Transcript C 908 may represent a transcript annotated with medical entities and speaker roles. To train a role identification model such as the role identification model 134 in FIG. 1A and the role identification model described in FIG. 5, the role identification model trainer 910 may use training data including merged transcripts from the previously trained model such as transcript B 902 and merged transcripts with the role speakers identified such as transcript C 908. The role identification model trainer 910 may output a trained role identification model 912.

Transcript D 914 may represent a transcript annotated with medical entities, speaker roles, and determined sections. To train a sectioning model such as the sectioning model 136 in FIGS. 1A and 1B and the sectioning model described in FIG. 6, the sectioning model trainer 916 may use training data including merged transcripts from the previously trained model such as transcript C 908 and merged transcripts with the determined sections such as transcript D 914. The sectioning model trainer 916 may output a trained sectioning model 918.
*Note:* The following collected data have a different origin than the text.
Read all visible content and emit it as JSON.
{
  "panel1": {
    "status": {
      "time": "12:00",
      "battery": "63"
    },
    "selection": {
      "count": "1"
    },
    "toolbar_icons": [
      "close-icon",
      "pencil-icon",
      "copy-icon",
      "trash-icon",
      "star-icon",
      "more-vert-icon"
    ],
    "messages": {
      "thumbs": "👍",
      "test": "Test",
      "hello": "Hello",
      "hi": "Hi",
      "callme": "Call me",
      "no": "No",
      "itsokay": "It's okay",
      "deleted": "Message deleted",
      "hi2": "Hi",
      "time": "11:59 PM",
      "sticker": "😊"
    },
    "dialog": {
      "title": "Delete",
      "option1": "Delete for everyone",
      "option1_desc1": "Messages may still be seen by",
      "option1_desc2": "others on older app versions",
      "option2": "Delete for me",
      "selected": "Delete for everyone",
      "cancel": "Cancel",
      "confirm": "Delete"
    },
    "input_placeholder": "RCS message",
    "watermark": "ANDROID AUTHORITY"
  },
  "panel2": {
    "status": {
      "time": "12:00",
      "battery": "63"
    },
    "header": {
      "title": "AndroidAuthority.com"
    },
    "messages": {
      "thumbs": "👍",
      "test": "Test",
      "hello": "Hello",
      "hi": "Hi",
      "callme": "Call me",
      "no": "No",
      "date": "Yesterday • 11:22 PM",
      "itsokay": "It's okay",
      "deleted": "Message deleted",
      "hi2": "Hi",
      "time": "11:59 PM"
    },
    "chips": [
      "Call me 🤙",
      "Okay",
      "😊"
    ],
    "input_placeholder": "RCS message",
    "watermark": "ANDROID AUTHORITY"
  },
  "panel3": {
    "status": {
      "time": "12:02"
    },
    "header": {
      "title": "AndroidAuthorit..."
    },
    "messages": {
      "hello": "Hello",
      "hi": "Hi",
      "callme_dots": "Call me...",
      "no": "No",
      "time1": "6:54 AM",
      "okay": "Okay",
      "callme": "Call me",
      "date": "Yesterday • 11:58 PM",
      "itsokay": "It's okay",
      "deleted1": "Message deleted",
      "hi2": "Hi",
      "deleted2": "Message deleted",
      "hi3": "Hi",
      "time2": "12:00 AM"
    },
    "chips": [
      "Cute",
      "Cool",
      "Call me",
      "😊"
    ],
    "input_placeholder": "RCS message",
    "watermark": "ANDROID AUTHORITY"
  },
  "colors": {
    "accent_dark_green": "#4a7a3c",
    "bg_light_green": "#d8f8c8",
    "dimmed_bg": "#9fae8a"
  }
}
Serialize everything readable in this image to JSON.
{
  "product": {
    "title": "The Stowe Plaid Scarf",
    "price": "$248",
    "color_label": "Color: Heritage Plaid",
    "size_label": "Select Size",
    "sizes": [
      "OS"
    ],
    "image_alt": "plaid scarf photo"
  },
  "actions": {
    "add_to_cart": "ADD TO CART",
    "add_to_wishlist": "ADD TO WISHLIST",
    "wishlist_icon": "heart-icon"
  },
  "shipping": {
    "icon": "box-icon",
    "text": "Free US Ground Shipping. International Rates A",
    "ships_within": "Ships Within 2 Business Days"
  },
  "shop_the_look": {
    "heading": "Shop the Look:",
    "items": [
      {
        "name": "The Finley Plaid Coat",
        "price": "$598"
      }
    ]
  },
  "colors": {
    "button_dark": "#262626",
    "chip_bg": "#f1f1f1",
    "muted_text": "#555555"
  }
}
Transcript E 920 may represent a transcript annotated with medical entities, speaker roles, determined sections, and extracted phrases. To train an extraction/abstraction model such as the extraction/abstraction model 136 in FIGS. 1A and 1B and the extraction/abstraction model described in FIG. 7, the extraction/abstraction model trainer 922 may use training data including merged transcripts from the previous model such as transcript D 914 and merged transcripts with the extracted phrases such as transcript E 920. The extraction/abstraction model trainer 922 may output a trained extraction model 924. In some embodiments, the extraction/abstraction model may be trained with training data including abstracted phrases from transcripts. In some embodiments the order of training the models may be different. In some embodiments, the machine learning models may be trained using unlabeled training data, such as non-annotated transcripts, wherein each model trainer trains their respective machine learning models using reinforcement learning through confidence scores, or using other suitable techniques for training using un-labeled data. In some embodiments, the training of the machine learning models may be performed independently, wherein the training data may include no merged transcripts.

FIG. 10 is a flow diagram illustrating a process of generating a transcript of a medical conversation and generating a summary document of the medical conversation based on the transcript, using four machine learning models, according to some embodiments.

In some embodiments, a process for generating a transcript and a summary of a medical conversation may resemble a process such as that which is shown in FIG. 10. In block 1000, a medical conversation job packet comprising audio data and meta data of a medical conversation to be summarized may be received. In block 1010, a transcript of the medical conversation based on the audio data using a machine learning model via a medical transcription service may be generated. In block 1020, a summary document of the medical conversation based on the transcript may be generated via a medical natural language processing service.

Blocks 1021, 1022, 1023, 1024, and 1025 may further describe block 1020. In block 1021, the transcript and the meta data may be accessed from the medical transcription service. In block 1022, medical entities in the transcript may be identified using a first machine learning model. In block 1023, speaker roles in the transcript, wherein the speaker roles comprise at least a patient and physician may be identified. In block 1024, portions of the transcript corresponding to subject matter of sections for the summary document may be determined using a third machine learning model. In block 1025, phrases may be extracted and/or abstracted, using the third or a fourth machine learning model, from the sections for the summary document. In block 1030, the summary document comprising the extracted or abstracted phrases may be provided. In block 1040, a notification report indicating generation of the summary document may be provided.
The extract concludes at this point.